Healing changes you totally, from within. It is the permission given to oneself to grow into somebody more conscious, somebody deeper rather than flawless. The lessons that loss brings are, for the most part, not gentle; however, they lay the genuine groundwork.

The current place where you stand is more important than how far you have fallen because it is from this doubtful and imperfect ground that you start again, with sincerity and power.

There will be a time, one of these days, when you will look behind and see how much bravery was required of you to remain among the ruins and still select life. You will come to the understanding that your unanswering, doubting, exhausted, yet persevering self was the source that eventually gave rise to all that was stable.

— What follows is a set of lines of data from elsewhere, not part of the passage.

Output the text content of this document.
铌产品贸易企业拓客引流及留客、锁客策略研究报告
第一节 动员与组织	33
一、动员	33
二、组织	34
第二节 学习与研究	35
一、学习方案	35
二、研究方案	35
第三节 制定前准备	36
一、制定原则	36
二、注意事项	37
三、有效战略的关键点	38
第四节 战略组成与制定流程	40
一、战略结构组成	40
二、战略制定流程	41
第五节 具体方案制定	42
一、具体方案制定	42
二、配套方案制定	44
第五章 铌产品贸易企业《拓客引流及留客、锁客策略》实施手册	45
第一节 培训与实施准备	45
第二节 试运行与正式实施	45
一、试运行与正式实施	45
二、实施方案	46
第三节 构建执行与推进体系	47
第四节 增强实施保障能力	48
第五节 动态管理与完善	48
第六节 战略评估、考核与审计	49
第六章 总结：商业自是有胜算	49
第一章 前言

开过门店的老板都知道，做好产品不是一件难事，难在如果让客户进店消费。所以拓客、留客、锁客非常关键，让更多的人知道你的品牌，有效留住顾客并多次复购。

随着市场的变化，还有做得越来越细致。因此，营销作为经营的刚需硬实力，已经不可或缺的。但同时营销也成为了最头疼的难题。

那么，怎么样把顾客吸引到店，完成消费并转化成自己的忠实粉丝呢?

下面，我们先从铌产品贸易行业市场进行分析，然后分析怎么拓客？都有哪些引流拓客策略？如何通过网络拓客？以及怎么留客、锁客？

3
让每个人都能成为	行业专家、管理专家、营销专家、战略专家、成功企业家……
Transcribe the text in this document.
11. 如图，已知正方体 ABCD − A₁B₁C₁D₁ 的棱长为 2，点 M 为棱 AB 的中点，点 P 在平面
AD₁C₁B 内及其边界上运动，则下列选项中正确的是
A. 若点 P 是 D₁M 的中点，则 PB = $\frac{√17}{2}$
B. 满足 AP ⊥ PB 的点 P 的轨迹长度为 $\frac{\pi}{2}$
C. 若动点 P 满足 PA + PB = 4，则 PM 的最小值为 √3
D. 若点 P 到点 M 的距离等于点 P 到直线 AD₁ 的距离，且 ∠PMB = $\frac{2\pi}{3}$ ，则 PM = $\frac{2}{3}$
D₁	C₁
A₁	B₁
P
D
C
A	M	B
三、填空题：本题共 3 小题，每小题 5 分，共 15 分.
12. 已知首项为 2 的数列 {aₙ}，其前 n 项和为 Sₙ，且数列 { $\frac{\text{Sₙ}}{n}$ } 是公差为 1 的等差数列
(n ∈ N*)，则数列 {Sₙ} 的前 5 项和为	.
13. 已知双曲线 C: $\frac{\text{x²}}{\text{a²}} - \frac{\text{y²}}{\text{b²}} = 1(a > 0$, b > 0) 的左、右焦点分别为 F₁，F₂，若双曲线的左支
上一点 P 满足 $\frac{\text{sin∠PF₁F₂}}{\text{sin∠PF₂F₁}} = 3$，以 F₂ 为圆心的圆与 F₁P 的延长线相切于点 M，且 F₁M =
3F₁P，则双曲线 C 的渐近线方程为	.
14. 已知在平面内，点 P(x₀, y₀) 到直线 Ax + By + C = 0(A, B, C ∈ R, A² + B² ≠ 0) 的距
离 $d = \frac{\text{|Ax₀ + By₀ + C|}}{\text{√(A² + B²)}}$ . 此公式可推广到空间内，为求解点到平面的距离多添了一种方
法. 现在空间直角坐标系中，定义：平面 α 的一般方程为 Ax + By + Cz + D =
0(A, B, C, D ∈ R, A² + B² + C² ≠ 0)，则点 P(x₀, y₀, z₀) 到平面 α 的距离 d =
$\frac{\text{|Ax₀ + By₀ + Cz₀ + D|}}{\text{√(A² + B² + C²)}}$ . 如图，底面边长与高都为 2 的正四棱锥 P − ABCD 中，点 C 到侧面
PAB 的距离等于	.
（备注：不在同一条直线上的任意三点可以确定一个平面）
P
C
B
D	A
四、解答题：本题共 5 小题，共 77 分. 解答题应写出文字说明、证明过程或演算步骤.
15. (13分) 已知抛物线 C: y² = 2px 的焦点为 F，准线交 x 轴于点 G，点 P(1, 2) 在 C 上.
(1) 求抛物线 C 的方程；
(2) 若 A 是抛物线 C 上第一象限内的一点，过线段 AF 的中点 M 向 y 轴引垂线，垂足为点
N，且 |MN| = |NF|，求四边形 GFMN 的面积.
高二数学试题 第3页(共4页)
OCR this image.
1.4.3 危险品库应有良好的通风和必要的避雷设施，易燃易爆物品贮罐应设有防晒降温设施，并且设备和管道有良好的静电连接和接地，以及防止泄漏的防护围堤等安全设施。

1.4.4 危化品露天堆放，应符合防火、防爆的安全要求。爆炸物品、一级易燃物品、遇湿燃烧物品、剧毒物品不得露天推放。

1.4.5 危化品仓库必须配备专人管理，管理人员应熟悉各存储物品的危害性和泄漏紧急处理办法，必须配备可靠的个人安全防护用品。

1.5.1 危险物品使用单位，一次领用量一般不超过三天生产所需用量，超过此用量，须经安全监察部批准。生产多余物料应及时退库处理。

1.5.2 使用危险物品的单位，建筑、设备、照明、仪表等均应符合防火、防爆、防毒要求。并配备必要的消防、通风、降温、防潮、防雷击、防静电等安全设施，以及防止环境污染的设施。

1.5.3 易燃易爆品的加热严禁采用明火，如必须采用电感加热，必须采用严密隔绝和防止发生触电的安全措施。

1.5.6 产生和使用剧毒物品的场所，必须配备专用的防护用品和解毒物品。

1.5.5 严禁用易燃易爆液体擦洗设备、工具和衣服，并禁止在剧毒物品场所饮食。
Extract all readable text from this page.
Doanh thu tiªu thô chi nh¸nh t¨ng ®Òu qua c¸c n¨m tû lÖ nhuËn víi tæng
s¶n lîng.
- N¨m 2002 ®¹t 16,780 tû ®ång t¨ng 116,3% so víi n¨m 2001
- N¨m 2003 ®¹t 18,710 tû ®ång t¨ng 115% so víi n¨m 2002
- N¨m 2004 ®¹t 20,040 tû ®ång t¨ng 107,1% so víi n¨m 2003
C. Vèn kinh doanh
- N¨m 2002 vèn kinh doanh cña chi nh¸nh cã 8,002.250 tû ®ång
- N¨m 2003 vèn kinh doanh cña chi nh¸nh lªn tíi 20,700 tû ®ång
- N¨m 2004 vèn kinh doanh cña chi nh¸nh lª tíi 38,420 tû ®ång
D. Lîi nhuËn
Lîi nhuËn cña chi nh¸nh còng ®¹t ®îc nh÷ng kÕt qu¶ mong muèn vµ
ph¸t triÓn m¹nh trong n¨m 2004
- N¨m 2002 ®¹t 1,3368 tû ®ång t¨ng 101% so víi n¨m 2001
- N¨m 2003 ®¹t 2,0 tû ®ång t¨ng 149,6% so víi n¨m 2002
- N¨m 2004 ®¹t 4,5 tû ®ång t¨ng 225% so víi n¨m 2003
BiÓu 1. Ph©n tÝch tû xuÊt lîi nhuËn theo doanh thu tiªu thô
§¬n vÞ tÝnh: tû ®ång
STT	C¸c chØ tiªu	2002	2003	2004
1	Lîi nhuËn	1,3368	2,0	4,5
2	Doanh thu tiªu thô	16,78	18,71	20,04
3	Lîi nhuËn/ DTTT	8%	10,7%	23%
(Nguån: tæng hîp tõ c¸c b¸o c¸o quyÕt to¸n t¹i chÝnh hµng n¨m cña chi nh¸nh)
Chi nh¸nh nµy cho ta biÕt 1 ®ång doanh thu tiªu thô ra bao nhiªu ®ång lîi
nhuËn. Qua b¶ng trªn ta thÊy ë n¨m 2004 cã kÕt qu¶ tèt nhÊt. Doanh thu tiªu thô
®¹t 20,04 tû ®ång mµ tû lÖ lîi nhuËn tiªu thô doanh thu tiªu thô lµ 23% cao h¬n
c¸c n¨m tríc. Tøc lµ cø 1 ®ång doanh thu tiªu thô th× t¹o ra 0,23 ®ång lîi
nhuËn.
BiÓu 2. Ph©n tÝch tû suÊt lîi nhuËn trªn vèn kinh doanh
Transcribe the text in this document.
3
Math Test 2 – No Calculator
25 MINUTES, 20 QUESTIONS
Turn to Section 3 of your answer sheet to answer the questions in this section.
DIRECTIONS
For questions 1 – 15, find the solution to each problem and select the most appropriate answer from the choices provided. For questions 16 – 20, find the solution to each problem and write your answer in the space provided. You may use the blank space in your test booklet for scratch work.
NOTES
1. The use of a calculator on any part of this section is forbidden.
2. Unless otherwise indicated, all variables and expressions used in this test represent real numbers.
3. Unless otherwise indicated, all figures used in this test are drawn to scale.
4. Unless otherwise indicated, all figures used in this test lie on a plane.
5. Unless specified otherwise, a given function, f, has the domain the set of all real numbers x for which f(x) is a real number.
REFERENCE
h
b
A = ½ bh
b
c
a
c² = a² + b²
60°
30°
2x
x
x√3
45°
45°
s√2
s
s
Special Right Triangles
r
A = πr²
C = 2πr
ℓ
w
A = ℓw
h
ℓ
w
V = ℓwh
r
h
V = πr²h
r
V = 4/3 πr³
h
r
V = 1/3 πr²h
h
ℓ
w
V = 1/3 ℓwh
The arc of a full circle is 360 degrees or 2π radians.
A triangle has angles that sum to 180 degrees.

You were not the fall; instead, you were the refinement. It removed the things that were never meant to stay, leaving only what is authentic.

So, in case you are there now, standing, not knowing where to begin, be aware that doing it over again does not always feel like a brave act, but every inhale, every tiny effort, every refusal to yield is an indication that a part of you is still hopeful for something more. That faith or faint voice that says try again is what makes endings turn into beginnings, and loss into the earth from which new life grows.